Stands of Eastern red cedar, a species of juniper common throughout most of Kentucky, should be closely evaluated. While cedars provide cover from cold winds, this bushy evergreen is considered an invasive species in some states.

“It grows well here because it has an affinity for shallow, limestone soils,” said Stewart West, of the Kentucky Division of Forestry. “It’s a pioneer species associated with early successional habitat, but if cedars get too thick they can choke out other tree species.”

Extensive stands of 10-foot high cedars can block sunlight from reaching the ground, preventing the growth of understory vegetation. This delays the succession of trees that are more valuable to wildlife. Landowners can remedy this situation by cutting a series of small openings in stands of cedars. Pile the trees up to one side. This will create nesting cover for wild turkeys and rabbits.

Felled cedar trees can also be placed in ponds or small lakes. They make great fish attractors since cedars resist rotting.

Another practice that is beneficial to wildlife is timber stand improvement. This entails culling out unwanted trees to provide more space, sunlight and nutrients for desirable tree species. Select a favored tree and cut away competing vegetation. The favored tree should be one of the tallest trees in the area with a healthy crown that exhibits strong mast production.

Large trees competing for space with more desirable species don’t need to be felled. They can be girdled or killed on the stump by making a 2-inch deep cut with the chainsaw all the way around the tree trunk.

Protecting oak trees should be the highest priority since acorns are the preferred hard mast for deer, turkey and other wildlife species. It takes 20 years for an oak tree to start producing acorns.

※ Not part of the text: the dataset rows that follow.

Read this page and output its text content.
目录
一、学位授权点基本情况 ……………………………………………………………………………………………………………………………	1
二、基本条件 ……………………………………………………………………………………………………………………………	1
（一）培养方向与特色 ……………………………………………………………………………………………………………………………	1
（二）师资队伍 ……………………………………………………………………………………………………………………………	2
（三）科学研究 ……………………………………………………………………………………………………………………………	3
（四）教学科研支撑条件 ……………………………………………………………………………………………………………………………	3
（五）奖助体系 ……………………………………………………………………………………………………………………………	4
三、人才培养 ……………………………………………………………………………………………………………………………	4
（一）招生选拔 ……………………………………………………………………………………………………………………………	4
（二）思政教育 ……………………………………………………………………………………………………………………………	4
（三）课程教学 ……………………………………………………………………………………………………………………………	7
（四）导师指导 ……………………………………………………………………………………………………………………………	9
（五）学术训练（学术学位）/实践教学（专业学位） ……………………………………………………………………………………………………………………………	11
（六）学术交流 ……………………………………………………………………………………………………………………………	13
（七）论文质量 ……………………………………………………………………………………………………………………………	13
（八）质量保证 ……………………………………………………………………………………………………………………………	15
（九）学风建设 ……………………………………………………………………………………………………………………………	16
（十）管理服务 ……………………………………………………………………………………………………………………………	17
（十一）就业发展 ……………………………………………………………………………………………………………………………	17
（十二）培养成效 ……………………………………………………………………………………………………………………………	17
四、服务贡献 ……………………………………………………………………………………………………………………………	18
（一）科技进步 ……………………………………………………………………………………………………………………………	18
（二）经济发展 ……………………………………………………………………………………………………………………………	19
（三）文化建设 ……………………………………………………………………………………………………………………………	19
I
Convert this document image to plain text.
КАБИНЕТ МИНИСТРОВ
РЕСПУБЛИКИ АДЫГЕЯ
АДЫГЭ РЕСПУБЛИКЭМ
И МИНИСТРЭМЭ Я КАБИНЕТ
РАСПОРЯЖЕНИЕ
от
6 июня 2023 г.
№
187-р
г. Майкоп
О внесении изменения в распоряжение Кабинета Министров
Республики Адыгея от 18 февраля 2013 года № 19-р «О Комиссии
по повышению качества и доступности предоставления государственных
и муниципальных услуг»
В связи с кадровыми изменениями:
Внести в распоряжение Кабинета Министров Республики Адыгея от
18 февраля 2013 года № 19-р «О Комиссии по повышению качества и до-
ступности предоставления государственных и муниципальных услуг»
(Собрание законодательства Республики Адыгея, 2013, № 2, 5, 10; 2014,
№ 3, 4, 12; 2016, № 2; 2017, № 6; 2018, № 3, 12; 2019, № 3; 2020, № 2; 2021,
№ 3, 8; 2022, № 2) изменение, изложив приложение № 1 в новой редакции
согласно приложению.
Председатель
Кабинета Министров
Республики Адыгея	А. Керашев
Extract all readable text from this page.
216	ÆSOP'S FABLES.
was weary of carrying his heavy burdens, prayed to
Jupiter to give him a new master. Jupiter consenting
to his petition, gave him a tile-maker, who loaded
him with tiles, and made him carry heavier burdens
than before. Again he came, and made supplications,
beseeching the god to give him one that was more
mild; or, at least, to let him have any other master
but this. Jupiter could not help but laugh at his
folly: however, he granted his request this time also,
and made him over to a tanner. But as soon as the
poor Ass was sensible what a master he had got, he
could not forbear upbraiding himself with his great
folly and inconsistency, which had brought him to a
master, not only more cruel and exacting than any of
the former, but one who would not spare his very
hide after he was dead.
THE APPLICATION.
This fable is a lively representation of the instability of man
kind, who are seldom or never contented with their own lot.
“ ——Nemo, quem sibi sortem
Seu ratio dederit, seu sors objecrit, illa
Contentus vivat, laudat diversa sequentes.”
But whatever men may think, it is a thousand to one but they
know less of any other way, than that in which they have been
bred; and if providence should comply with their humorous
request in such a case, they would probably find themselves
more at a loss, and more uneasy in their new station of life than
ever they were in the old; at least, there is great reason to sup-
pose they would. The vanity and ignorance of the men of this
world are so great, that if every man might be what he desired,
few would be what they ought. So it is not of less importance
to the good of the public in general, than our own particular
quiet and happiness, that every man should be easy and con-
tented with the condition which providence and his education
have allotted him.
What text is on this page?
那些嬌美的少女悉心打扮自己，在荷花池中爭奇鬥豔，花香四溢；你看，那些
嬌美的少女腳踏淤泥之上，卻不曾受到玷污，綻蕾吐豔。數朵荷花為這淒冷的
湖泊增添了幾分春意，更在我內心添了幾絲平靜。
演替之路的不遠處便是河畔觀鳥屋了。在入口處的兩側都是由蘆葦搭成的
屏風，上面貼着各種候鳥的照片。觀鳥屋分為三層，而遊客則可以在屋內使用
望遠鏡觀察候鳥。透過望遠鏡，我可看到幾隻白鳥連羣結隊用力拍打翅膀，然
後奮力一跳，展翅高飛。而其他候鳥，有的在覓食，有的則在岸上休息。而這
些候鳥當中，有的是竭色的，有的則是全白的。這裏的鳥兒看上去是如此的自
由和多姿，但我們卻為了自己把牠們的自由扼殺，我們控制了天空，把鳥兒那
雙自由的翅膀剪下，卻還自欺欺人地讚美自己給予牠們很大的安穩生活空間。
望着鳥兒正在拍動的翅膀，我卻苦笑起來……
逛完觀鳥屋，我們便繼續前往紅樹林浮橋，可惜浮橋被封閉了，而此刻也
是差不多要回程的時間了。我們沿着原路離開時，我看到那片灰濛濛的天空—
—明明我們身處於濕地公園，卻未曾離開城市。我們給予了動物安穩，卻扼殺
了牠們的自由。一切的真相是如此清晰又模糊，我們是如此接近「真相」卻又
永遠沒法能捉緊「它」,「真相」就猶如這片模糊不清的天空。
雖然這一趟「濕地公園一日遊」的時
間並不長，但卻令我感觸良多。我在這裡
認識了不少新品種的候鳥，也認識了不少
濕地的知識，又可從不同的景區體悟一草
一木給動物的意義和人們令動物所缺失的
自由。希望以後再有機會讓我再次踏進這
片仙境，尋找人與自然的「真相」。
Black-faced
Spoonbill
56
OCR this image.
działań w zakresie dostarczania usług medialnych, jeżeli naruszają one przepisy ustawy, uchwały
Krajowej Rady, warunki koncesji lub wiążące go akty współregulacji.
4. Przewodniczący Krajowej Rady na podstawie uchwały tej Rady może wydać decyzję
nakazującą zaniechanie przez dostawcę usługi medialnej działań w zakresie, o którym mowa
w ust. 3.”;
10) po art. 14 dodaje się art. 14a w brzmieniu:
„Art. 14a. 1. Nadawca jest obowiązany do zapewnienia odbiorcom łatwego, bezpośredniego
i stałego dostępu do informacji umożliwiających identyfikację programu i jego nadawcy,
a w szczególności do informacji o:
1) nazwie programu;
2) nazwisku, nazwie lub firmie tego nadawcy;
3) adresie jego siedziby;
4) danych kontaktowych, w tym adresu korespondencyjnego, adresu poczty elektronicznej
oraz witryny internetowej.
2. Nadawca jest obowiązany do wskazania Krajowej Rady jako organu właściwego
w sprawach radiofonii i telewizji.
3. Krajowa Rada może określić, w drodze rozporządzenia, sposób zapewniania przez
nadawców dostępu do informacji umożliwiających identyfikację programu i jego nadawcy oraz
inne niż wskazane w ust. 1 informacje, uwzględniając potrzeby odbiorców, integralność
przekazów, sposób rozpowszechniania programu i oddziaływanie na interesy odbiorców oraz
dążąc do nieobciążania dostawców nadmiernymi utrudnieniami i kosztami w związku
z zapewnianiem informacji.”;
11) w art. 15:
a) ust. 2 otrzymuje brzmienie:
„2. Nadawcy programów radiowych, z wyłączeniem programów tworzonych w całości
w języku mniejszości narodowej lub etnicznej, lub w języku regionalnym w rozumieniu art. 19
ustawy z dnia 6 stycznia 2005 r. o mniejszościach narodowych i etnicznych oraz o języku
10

A closed-forest canopy that gives full shade is detrimental to the regeneration of oaks and other beneficial tree species.

Soft mast, such as berries and fruits produced by trees, is an important wildlife food that ripens in late summer and early fall, before hard mast, such as acorns, matures. Wildlife also eat the nuts and seeds produced by hickory, walnut, beech, hackberry, white ash and cherry trees.

As the forest canopy closes over time, the productivity of soft mast trees declines.

“The trees and shrubs that produce soft mast need sunlight to set fruit,” said Steve Bonney, a wildlife biologist with the Kentucky Department of Fish and Wildlife Resources. “Persimmon trees, for example, are often found in fence rows or along field edges because they need full sun to consistently produce fruit.” When fully ripe their orange fruit is a favorite of deer, raccoon and opossum.

Other trees and shrubs that produce soft mast include sumac, hawthorn, viburnum, black gum, wild plum and flowering dogwood.

“Black gum, found throughout Kentucky and common in the eastern mountains, is an early fruit producer,” said Bonney. “A large sweet gum is a valuable tree. When the tree is full of berries, it’s a magnet for grouse and songbirds.”

While all trees serve a purpose in nature, some are not as important to wildlife. It is tolerable to remove a few species of trees such as sycamore, black locust, elm, maple and box elder.

“I would try to avoid removing cavity trees,” said Bonney, “especially large sycamores along creeks. Squirrels, furbearers and wood ducks often nest in big trees with cavities (den holes).”

Winter is also a good time to place nest boxes, if cavity trees are limited.

Where possible, it’s a good idea to cut lanes or trails through woodlands to provide access in case of wild fire. If there’s adequate sunlight reaching the forest floor, trails can be disked and planted in clover. Trails come in handy during hunting season, too, for quietly accessing hunting areas.

Use the winter season to conduct some timber stand improvement and benefit wildlife in the process.